Qualities/Experience

  • Knowledge or experience of the cyber security industry is an advantage
  • Strong customer service experience and a commitment to delivering exceptional client engagements. Experience within a similar Sales Support/Account Management role
  • Excellent communication and interpersonal skills, with the ability to build rapport and collaborate with clients, colleagues, consultants and other areas of the business.
  • Good listening skills
  • Strong organisational skills with attention for detail together with the ability to multitask effectively
  • Ability to work under pressure and meet deadlines while maintaining a high level of accuracy and professionalism
  • Adaptable, with experience of working in a challenging, varied and demanding environment.
  • Problem analysis and problem-solving mindset
  • Computer literate with knowledge of MS Office, CRM’s and general internet applications
  • Being a Team Player

Back To Roles▲

Senior Digital Forensic and Incident Response Analyst

Overview:

We are seeking a skilled Digital Forensic and Incident Response Analyst with a robust background in system administration and networking with a security focus. The ideal candidate will possess expertise in investigating cyber incidents, mitigating threats, and implementing proactive measures.
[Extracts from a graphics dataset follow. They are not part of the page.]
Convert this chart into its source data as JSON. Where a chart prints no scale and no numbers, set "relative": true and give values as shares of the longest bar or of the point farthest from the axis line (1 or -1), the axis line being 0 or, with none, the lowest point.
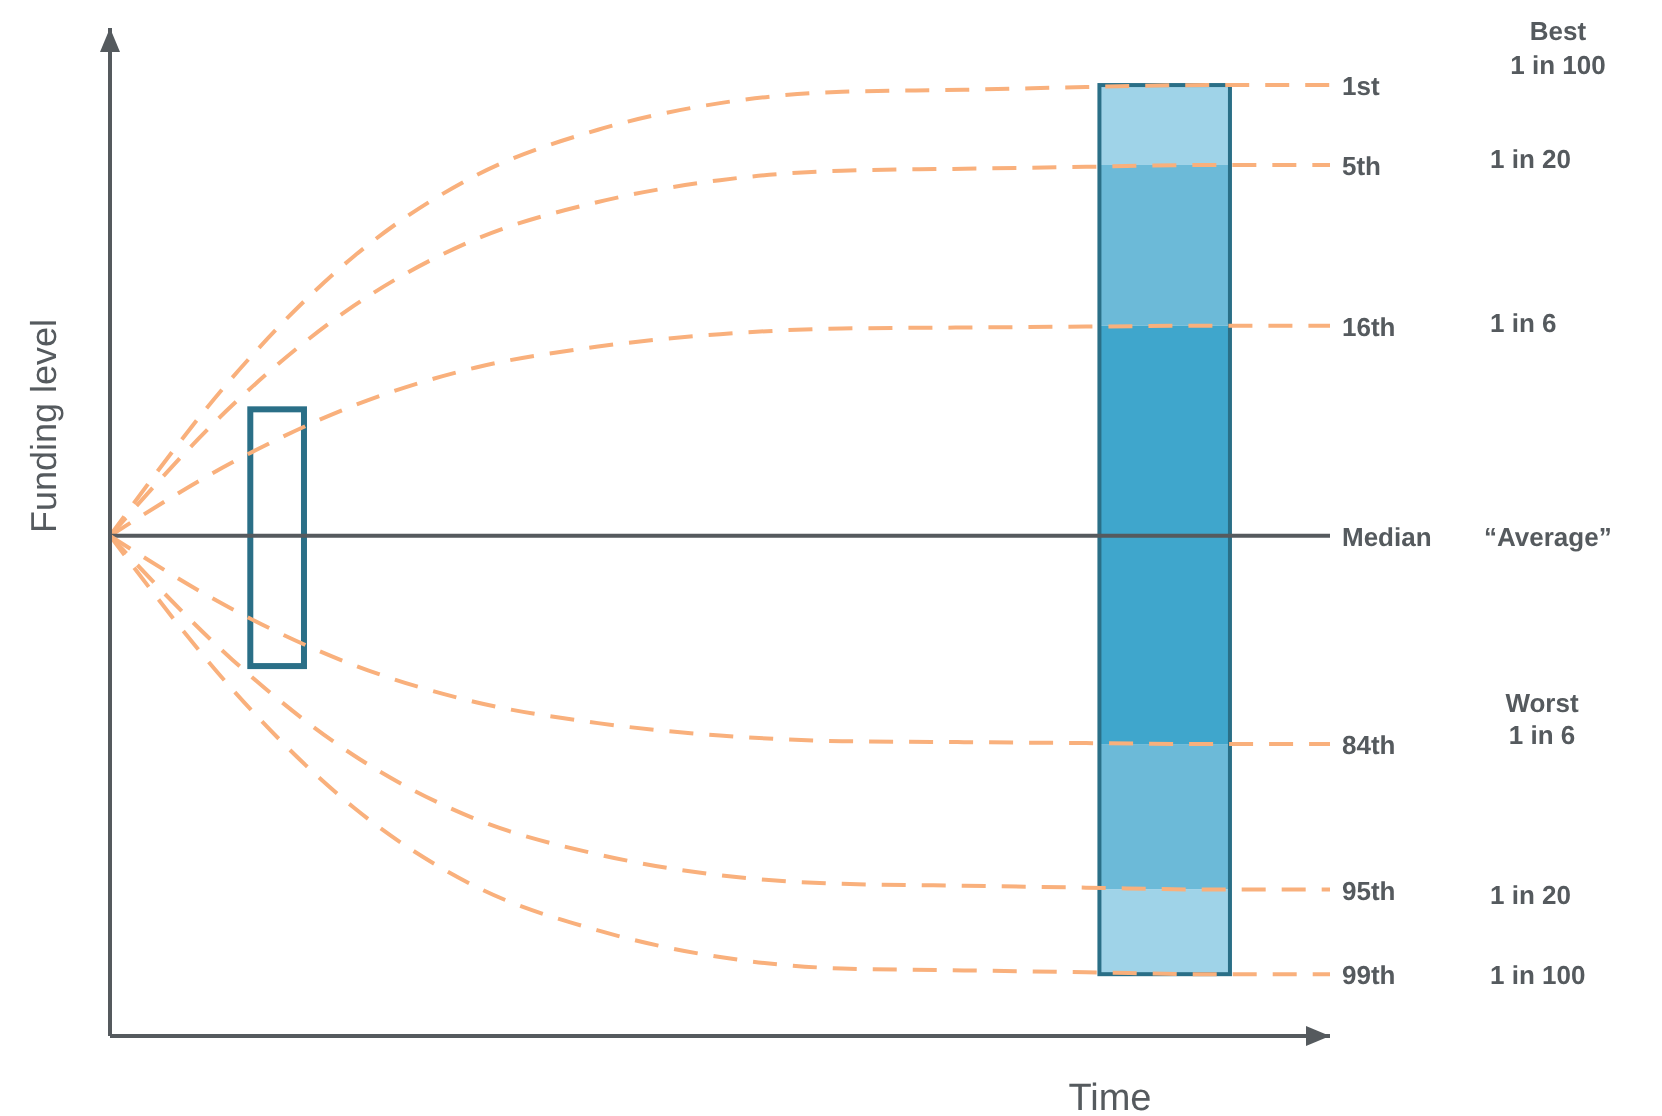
{
  "chart_data": {
    "type": "line",
    "relative": true,
    "xlabel": "Time",
    "ylabel": "Funding level",
    "categories": [
      null,
      null,
      null,
      null,
      null,
      null,
      null,
      null,
      null,
      null,
      null
    ],
    "marker": "none",
    "line_style": "dashed",
    "series": [
      {
        "name": "1st",
        "color": "#f9b07c",
        "values": [
          0.526,
          0.692,
          0.82,
          0.905,
          0.953,
          0.981,
          0.993,
          0.995,
          0.998,
          1,
          1
        ]
      },
      {
        "name": "5th",
        "color": "#f9b07c",
        "values": [
          0.526,
          0.663,
          0.768,
          0.838,
          0.877,
          0.9,
          0.91,
          0.912,
          0.914,
          0.916,
          0.916
        ]
      },
      {
        "name": "16th",
        "color": "#f9b07c",
        "values": [
          0.526,
          0.603,
          0.663,
          0.703,
          0.725,
          0.738,
          0.744,
          0.745,
          0.746,
          0.747,
          0.747
        ]
      },
      {
        "name": "Median",
        "color": "#555a5e",
        "line_style": "solid",
        "values": [
          0.526,
          0.526,
          0.526,
          0.526,
          0.526,
          0.526,
          0.526,
          0.526,
          0.526,
          0.526,
          0.526
        ]
      },
      {
        "name": "84th",
        "color": "#f9b07c",
        "values": [
          0.526,
          0.449,
          0.39,
          0.351,
          0.329,
          0.316,
          0.31,
          0.309,
          0.308,
          0.307,
          0.307
        ]
      },
      {
        "name": "95th",
        "color": "#f9b07c",
        "values": [
          0.526,
          0.396,
          0.295,
          0.228,
          0.191,
          0.169,
          0.16,
          0.158,
          0.156,
          0.154,
          0.154
        ]
      },
      {
        "name": "99th",
        "color": "#f9b07c",
        "values": [
          0.526,
          0.365,
          0.24,
          0.157,
          0.111,
          0.083,
          0.071,
          0.069,
          0.067,
          0.065,
          0.065
        ]
      }
    ],
    "annotations": [
      "Best",
      "1 in 100",
      "1 in 20",
      "1 in 6",
      "“Average”",
      "Worst",
      "1 in 6",
      "1 in 20",
      "1 in 100"
    ]
  }
}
Proficiency in handling DDoS attacks, coupled with a keen understanding of threat intelligence, is essential.

Responsibilities:

  • Conduct digital forensics investigations to analyse and respond to cyber incidents.
  • Collaborate with client cross-functional teams to identify and mitigate security threats promptly.
  • Utilise knowledge of system administration and networking to lead mitigation and containment strategies during an active incident.
  • Lead Investigations and response to incidents related to DDoS attacks, good understanding of WAF and Firewall capabilities.
  • Maintain internal incident response plans, playbooks, and procedures for effective handling of security incidents.
  • Stay current with emerging threats and vulnerabilities, providing insights to enhance proactive security measures.
  • Work closely with threat intelligence sources to stay informed about the evolving cybersecurity landscape.
  • Support the development of new product offerings along with necessary documentation such as data sheets and methodologies.
  • Perform compromise assessments via agent based, forensic collectors and log queries.
  • Deliver training and paper-based assessments to clients.

Qualifications:

  • Proven experience in digital forensics and incident response.
  • Strong background in system administration and networking.
  • Familiarity with threat intelligence sources and the ability to translate intelligence into actionable responses.
  • Proficiency in using forensic tools and methodologies.
  • Certifications such as GCFA, GCIH, CISSP, Microsoft, Cisco or equivalent are preferred.
  • Excellent communication skills with the ability to convey technical information to non-technical stakeholders.
  • Strong problem-solving and analytical skills.
  • Ability to work under pressure and respond to incidents in a timely manner.

Back To Roles▲

Agencies, please read…

Any CVs received from agencies with whom we do not already have terms will be considered a gift.